We started looking for a TVR following discussions we had with our members. It is a perfect fit for our Club since owning a TVR can be frustrating owing to its fragile nature. The cars are hugely exciting though and as we found Billie we bought it from the President of the TVR Club in Luxembourg.
The TVR Griffith is a sports car designed and built by TVR starting in 1991 and ending in 2002. Although the Griffith was almost mechanically identical to its sister car, the Chimaera, it had a different body design and was produced in much smaller numbers. Even now, over 26 years since its first appearance at the 1990 Motor Show in Birmingham, the Griffith can make jaws drop just by driving by. This is part of the Griffith “package”. It looks fast. The body oozes speed and acceleration – but even its fabulous looks do not prepare a driver or passenger for just how quickly this car will accelerate.

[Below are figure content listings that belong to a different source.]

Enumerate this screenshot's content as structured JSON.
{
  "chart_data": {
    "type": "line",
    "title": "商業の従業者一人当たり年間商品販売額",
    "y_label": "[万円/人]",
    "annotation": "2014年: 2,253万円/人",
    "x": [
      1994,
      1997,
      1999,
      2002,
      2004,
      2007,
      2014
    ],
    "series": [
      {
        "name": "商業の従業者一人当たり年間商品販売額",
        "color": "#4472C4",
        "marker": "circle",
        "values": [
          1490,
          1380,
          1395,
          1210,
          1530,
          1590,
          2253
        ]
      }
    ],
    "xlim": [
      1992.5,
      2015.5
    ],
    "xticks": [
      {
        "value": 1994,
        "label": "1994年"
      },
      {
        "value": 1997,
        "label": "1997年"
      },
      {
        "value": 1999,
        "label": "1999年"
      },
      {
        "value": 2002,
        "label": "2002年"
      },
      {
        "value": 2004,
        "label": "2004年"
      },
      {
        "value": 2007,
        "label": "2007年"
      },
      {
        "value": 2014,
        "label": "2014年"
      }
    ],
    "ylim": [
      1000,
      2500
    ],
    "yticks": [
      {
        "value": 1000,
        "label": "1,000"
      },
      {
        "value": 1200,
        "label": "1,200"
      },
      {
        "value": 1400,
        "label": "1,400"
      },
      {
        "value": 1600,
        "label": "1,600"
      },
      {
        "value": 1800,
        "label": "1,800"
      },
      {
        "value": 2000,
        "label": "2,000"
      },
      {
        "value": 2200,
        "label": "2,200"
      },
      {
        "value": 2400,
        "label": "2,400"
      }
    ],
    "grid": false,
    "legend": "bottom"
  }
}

Like its forerunner namesakes, the Griffith 200 and Griffith 400, the “modern” Griffith is a lightweight (1048 kg) fiberglass-bodied, 2-door, 2-seat sports car with a V8 engine. Originally, it used a 4.0 L 240 hp Rover V8 engine, but that could be optionally increased to 4.3 L 280 hp in 1992 with a further option of big-valve cylinder heads.
The Griffith 500 was announced in August 1993 with a 5 litre 340 hp version of the Rover V8 engine. It took the big valve concept, increased the capacity and compression ratio and tweaked the engine even further – so that about the only thing left untouched from the original Rover engine was the sump plug. The brakes were upgraded. The chassis and suspension were improved and, in general, this car is the pinnacle of the Griffith series.
If people thought that the earlier 4.x Griffith was fast, after driving a 500 even those cars seemed as slow as a diesel. The 0-100 km/h time dropped to 4.2 seconds and TVR even started to quote a 0-100 time of 10.2 seconds. This was and is real supercar performance. Most Ferraris and other exotica of the time would be struggling to keep up. Some journalists even complained that TVR had gone too far by adding more power – but others simply went around with an almost permanent grin from ear to ear.
In 1994, the Griffith 500, switched to the Borg Warner T5 gearbox which is a vast improvement on the old Rover SD1 version. Better ratios and smoother gear change meant that the car was a bit easier to drive and would accelerate faster as it was less prone to wheel spin. Note the word less: the car still has a 307 bhp/ton power-to-weight ration. With the Griffith 500 in particular, you don’t simply floor the accelerator, you have to feed it.